Thursday, July 22, 2010

Comfort Foods

Panic. Stress. Anxiety. Fear of defeat. Desperation. This week has been full of things chipping away at my composure, not the least of which is the non-sale of our house. All of this culminated in a few hours of panic today. I have tried to remain positive and hopeful. I have tried to take my mother’s advice and release only positive imagery into the universe and visualizing my preferred outcome. But today, the negativity got the better of me and I cracked at the seams.

Fortunately, at times like this I have a loving husband to lend an ear and shoulder. After listening to my panicked ramblings, he was able to soothe me. However, both of us were out of sorts today and felt restless and unsettled. And we turned to comfort foods.

I have long had a relationship with comfort foods. In my heavier days I indulged in my favourites all too often for the pleasure of it. Now that I’ve chosen to change my eating habits, I have renounced most of the treats I used to keep on hand. Here were some of my favourites:

- Stoned Wheat Thins: They are simply delicious. And they fit the cheese slice perfectly. But the half-salt kind just aren’t the same… if they had extra salt ones that would be a hit.

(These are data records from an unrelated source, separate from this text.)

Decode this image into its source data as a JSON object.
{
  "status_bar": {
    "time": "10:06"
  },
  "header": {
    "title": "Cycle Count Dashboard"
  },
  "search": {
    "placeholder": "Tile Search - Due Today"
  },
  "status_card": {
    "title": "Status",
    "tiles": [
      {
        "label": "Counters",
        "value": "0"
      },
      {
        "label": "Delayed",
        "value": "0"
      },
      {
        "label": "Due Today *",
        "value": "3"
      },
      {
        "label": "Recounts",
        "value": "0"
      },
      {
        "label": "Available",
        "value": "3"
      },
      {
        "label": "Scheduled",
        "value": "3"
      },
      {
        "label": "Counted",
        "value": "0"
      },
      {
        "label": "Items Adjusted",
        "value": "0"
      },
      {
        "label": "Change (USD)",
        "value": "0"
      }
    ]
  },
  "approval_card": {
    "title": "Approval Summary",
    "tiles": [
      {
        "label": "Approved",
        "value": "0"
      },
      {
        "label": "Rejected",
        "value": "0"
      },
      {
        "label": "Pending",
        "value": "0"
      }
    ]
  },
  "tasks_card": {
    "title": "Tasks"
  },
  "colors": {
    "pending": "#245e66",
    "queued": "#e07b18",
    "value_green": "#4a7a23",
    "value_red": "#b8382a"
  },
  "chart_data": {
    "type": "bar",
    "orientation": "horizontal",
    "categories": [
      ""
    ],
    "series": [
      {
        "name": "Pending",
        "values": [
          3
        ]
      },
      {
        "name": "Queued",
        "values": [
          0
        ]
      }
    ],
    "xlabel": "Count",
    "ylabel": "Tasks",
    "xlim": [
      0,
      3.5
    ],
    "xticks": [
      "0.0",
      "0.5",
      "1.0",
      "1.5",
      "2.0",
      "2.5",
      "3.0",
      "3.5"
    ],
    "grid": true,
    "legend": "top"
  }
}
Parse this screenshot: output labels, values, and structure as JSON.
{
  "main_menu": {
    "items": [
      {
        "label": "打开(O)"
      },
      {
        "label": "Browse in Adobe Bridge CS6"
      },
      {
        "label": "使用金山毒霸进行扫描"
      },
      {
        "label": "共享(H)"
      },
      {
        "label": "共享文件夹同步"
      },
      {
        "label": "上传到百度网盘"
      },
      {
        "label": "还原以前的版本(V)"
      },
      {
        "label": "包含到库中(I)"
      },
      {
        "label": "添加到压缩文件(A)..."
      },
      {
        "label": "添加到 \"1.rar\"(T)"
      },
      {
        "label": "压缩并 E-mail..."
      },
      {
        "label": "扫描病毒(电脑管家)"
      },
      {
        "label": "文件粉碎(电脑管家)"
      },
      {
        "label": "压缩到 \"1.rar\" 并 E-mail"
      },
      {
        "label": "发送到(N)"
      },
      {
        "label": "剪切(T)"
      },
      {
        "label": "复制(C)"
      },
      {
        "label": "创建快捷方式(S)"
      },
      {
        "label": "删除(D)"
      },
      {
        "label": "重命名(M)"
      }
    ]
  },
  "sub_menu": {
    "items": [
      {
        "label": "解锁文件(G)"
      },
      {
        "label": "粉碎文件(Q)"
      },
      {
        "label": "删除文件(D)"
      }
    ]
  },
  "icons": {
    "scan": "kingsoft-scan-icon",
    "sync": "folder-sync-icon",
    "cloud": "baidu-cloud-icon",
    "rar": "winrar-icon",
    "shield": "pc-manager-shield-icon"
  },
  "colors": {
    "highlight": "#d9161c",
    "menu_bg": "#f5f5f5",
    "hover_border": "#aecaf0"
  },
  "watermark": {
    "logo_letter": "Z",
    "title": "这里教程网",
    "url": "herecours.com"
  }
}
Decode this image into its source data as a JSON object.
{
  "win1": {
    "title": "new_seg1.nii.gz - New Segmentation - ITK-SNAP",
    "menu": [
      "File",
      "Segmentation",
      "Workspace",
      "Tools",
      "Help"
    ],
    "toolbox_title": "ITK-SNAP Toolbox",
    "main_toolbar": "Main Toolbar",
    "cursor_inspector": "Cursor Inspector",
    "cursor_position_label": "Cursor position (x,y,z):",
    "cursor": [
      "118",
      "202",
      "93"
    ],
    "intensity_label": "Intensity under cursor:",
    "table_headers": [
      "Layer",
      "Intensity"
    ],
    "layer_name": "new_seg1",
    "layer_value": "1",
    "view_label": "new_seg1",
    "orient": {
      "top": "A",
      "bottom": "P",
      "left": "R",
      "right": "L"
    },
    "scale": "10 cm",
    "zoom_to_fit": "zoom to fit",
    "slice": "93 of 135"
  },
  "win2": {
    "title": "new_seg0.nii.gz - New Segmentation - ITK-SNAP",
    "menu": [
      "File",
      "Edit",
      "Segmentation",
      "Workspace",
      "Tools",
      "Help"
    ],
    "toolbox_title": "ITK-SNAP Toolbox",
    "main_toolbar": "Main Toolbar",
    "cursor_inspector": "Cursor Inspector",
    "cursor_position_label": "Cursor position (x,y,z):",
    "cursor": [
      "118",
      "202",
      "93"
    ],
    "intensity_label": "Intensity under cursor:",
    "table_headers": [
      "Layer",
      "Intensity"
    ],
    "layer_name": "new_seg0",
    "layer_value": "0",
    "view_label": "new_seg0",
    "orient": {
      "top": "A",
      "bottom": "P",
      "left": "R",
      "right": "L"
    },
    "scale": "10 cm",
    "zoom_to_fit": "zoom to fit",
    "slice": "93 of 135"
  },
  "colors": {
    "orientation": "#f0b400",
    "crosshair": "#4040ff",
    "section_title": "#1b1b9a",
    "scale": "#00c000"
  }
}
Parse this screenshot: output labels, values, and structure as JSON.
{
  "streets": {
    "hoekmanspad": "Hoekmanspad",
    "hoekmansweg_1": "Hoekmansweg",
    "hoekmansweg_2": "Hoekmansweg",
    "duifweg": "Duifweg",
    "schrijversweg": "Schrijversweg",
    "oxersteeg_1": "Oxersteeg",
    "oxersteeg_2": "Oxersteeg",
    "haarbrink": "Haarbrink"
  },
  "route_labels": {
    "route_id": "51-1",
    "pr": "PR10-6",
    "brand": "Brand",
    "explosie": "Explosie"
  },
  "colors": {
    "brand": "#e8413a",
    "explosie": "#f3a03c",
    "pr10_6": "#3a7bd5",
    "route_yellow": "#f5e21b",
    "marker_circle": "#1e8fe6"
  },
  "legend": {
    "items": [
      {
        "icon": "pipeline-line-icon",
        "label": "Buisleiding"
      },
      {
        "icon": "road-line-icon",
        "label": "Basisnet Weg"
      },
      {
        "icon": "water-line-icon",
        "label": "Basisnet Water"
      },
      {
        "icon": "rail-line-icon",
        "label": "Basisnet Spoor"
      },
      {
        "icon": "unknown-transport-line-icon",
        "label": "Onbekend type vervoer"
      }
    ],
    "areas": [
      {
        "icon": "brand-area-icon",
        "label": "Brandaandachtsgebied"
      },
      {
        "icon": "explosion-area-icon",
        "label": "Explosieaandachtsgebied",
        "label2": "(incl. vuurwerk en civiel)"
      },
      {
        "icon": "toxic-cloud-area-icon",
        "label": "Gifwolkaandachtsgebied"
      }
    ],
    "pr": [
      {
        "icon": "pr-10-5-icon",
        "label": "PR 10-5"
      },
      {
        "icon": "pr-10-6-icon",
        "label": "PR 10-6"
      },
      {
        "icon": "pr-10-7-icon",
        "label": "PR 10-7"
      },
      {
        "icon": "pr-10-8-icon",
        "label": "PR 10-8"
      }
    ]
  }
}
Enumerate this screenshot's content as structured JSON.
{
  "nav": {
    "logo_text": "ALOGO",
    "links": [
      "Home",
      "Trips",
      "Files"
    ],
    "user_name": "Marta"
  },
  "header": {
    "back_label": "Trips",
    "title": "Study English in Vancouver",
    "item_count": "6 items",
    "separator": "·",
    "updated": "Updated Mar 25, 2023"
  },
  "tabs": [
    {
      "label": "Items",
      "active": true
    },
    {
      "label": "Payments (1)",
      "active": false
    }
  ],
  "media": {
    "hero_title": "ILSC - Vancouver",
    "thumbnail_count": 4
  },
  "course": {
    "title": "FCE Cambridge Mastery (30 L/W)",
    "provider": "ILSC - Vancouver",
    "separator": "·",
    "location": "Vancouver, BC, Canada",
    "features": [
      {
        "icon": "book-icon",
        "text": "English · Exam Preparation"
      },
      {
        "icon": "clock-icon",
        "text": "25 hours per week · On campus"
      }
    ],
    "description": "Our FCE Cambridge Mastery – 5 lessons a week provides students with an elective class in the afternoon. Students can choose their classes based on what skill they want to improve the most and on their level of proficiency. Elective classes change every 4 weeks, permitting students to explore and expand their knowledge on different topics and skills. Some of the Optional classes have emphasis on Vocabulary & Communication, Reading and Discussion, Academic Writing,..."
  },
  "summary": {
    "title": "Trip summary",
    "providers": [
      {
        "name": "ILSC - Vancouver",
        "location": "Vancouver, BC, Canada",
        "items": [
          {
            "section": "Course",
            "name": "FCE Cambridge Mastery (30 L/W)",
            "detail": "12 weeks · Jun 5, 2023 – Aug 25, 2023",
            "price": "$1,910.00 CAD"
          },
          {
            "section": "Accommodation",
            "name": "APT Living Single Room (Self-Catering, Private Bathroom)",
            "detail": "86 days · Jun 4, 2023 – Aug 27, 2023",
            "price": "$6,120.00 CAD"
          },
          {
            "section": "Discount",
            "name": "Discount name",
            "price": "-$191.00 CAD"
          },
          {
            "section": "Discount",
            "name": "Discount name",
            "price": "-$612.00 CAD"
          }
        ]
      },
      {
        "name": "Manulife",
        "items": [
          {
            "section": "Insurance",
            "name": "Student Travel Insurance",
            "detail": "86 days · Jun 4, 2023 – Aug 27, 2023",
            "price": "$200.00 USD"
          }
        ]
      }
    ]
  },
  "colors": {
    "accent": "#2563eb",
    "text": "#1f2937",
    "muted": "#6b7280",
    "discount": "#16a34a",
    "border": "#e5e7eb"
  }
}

- Chocolate: Mmmmm. I love to cram a big mouthful in… it’s heavenly.

- Drink: Gin and tonic, beer, Kahlua, etc. Especially on a hot day.

- Licorice: Black.

- Cookies: Oreos, home-made butterscotch chip, fudgeos

Ice Cream dessertImage via Wikipedia

…And many more. Anyway, I haven’t completely forbidden myself treats, but I have allowed them rarely enough that they are really special joys. Usually it’s a positive experience to indulge in one of my favourite delicacies, since it’s in celebration of a special occasion or a well deserved reward. So today I dived in. I ate cookies, chocolate, ice cream, candy. Small amounts of each, but still. Now I feel more miserable. Not only am I still stressed about everything, but now I have slipped up in my goals. The comfort foods don’t comfort, they just pile on the guilt.

My Lesson For Today: The pleasurable things in life should remain pleasurable. If I feel worse about myself for having indulged in them, it’s not worth it.